What would be the end-product of such a big medical Manhattan Project? (Aside from countless of discoveries, and cure for all sort of cancer, you mean?) If we look at the Apollo Program, we got a crapload of benefits (aside from chaps playing golf on the Moon; you cannot put a price-tag on that); the Manhattan Project propelled the world into a new age of energy (and weaponry). Mr Turing and his group of geeks gave us the computer (before he was forced to grow breasts which drove him to suicide, that is). The New Deal gave us the Intracoastal, the Hoover Dam and all the other crucial pieces of infrastructure that is currently crumbling because, you know, free market. A gargantuan research project of similar proportion would yield advances in science that would open the way for new frontiers new marketable discoveries. It would create cures that could form the basis of successful pharmaceutical companies under governmental control. The last bit is important, because we want those taxpayers benefit from the discoveries. Groundbreaking research drives innovation; tools and technologies need to be developed to support this research, which would spur a new wave of discoveries. These new technologies can also make profit in the form of spin-off companies. In other words: on the long run it would be worth the taxpayer’s money, even if we don’t take into account the fact that we cure a lot of these very taxpayers of hitherto incurable diseases. Also, as an indirect benefit, this money would not be spent on weapons. As sad as it sounds, if the US, for example (poor sods I keep singling them out), decided to throw the F-35 into the dustbin and spend the amount of money it poured into that piece of crap into cancer research, we would most likely already be immortal. Sure, the blockheads in the military would be denied of a boner-inducing warplane, but on the plus side, there would be more people living a productive life. The military guys will need to contend themselves of using older airplanes to kill people. Maybe we could pay for some premium accounts on War Thunder as a compensation. (By the way, did you see the shit they’re forcing their pilots to wear? Stuff of nightmares.)

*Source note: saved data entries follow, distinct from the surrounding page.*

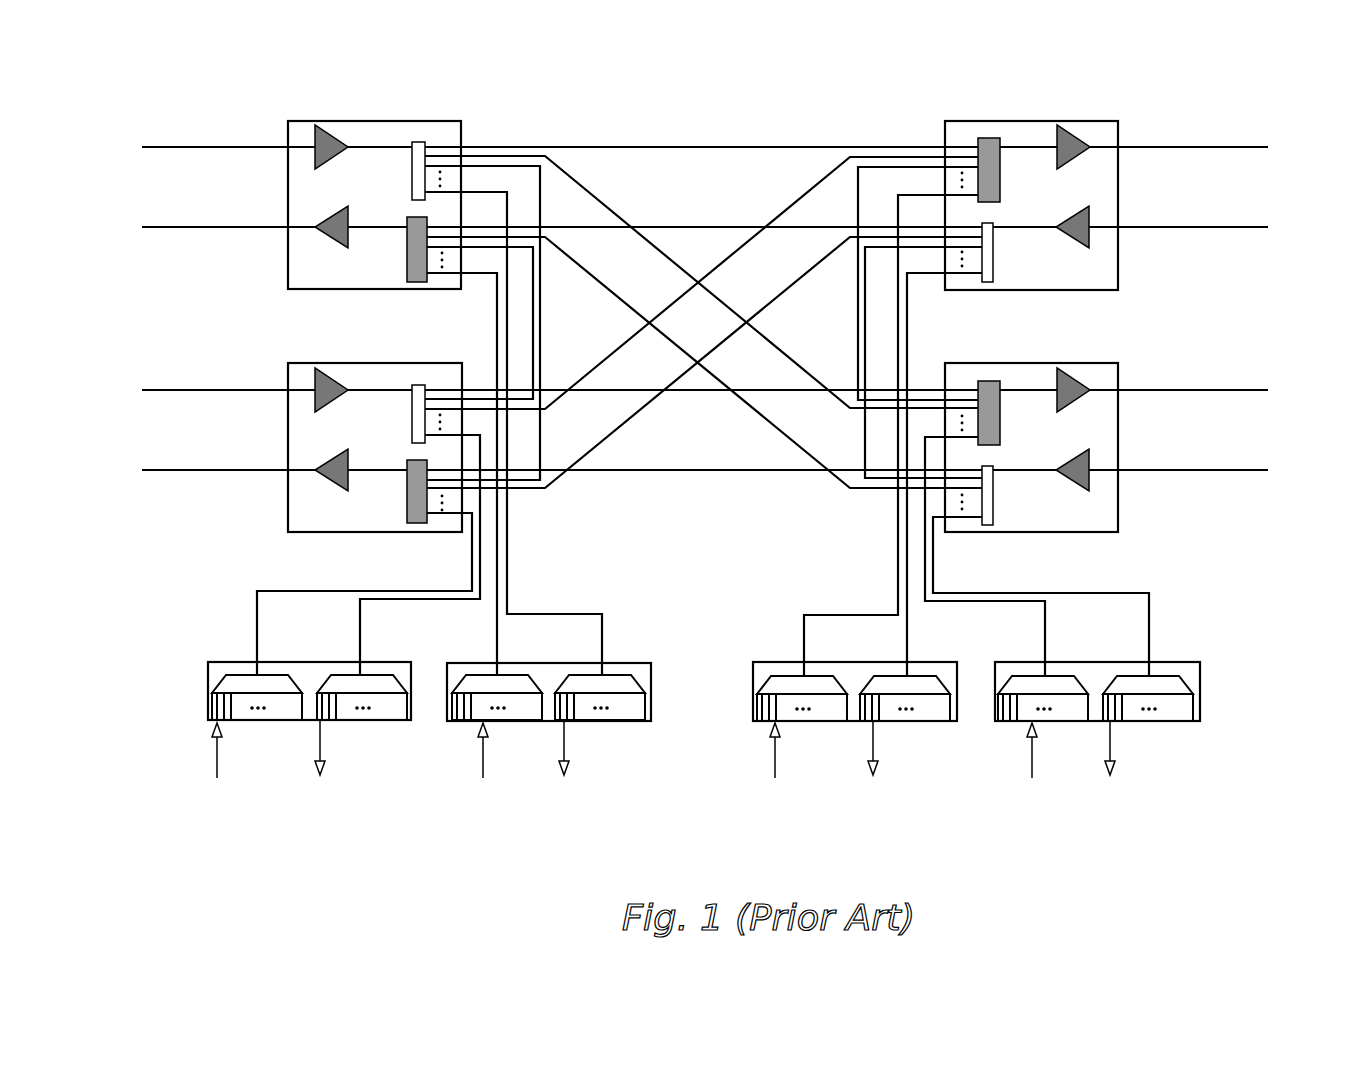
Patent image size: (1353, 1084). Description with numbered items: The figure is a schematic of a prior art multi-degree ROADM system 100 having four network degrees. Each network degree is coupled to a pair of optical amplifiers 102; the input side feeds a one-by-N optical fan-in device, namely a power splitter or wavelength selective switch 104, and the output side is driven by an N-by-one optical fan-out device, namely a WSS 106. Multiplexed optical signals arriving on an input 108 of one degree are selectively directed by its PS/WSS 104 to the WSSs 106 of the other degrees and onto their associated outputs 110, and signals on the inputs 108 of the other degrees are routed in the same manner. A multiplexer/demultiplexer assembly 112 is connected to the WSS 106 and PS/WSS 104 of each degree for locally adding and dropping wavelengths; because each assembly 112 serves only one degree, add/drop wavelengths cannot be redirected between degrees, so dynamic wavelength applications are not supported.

The multi-degree ROADM system 100 is at (704, 426).
The optical amplifier 102 is at (317, 124).
The power splitter or wavelength selective switch 104 is at (420, 142).
The wavelength selective switch 106 is at (412, 265).
The input 108 is at (165, 148).
The output 110 is at (187, 228).
The multiplexer/demultiplexer assembly 112 is at (411, 720).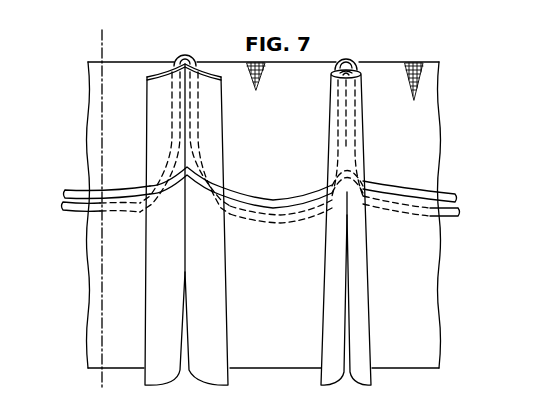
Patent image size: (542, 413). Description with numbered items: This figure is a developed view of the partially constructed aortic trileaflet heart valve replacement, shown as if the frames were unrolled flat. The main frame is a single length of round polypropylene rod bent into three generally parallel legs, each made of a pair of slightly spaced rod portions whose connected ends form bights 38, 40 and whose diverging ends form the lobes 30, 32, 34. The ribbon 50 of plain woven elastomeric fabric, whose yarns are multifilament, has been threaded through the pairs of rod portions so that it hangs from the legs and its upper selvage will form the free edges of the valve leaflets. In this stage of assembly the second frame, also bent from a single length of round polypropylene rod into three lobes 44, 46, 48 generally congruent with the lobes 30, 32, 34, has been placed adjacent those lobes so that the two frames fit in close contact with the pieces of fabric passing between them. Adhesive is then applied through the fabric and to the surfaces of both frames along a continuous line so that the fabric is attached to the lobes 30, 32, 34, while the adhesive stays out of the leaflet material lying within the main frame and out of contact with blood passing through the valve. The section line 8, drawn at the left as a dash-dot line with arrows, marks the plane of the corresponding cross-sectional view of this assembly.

The section line 8 is at (90, 379).
The lobe 30 is at (78, 189).
The lobe 32 is at (258, 192).
The lobe 34 is at (396, 190).
The bight 38 is at (178, 55).
The bight 40 is at (352, 55).
The lobe 44 is at (72, 210).
The lobe 46 is at (284, 222).
The lobe 48 is at (424, 221).
The ribbon 50 is at (283, 119).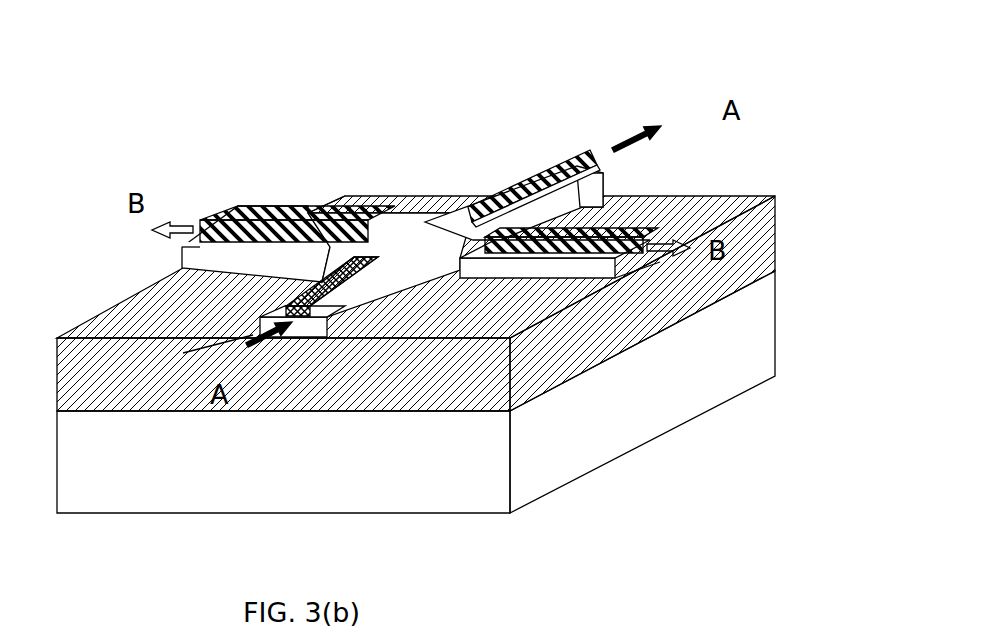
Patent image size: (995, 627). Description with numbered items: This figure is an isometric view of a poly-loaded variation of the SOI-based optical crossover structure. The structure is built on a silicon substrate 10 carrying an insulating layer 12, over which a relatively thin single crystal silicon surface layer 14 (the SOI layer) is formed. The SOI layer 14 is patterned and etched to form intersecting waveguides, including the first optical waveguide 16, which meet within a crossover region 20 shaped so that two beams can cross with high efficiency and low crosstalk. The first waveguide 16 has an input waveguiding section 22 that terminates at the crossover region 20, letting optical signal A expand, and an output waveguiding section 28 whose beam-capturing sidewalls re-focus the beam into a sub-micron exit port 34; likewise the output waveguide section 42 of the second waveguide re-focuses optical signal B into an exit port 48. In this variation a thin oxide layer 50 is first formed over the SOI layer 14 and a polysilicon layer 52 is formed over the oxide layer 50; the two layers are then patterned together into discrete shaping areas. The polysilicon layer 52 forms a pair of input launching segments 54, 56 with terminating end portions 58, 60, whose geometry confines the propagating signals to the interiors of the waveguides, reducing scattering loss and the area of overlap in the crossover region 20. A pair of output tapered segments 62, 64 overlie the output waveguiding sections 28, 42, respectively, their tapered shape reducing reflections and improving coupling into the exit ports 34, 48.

So what is holding us back? Why can’t we pull of the same stunt as we did with all the other, already mentioned projects? Simple. The lack of threat. The US needed a nuclear bomb, because some people realized it could be necessary to win the war. (It wasn’t, in the end, but sure it came handy later.) Computers were necessary because the bloody Germans had a very sophisticated cypher mechanism which needed to be cracked constantly if Britain was to survive without reverting to cannibalism. Apollo was necessary because the two superpowers got into a dick-waving contest about reaching the Moon (and polishing their ICBM technology in the meantime). Pox vaccination was prudent, because the Western World realized it will not be safe from this ancient killer as long as those poor brown people still kept dying from it. (Don’t forget, before the effective vaccination virtually everyone in this world was guaranteed a round of Russian roulette with the virus, with two bullets in the chamber. The mortality was about 30% in Europe, and up to 90% in the Americas.) All of these cases had an underlying threat that needed to be tackled. But not all threats are equal; after all climate change is really going to mess our days up, but it’s not an acute threat. It will happen in a few decades, most likely to our children, not to us. Not to mention it will happen to poor people first, anyway. In the meanwhile a lot of people will keep getting rich by derailing the (scientifically already settled) debate, in order to make sure that no action is taken. So the threat has to be acute, and big enough to make sure that special interests cannot kill the incentive, and convince people that they actually have to do something instead of sitting on their lazy asses in front of a flat-screen TV. Perhaps if we invented an alien civilization that is planning to take over the world by spreading cancer, we would get somewhere. The sad thing most likely we will not do anything. We’re just a bunch of short-sighted monkeys unable to see what is wrong with us. Tragedy of the commons, my ass.
Don’t look at me like that.
OK, rants off.
(Hm, maybe this whole personalized treatment really is around the corner. But I’m still right, you know.)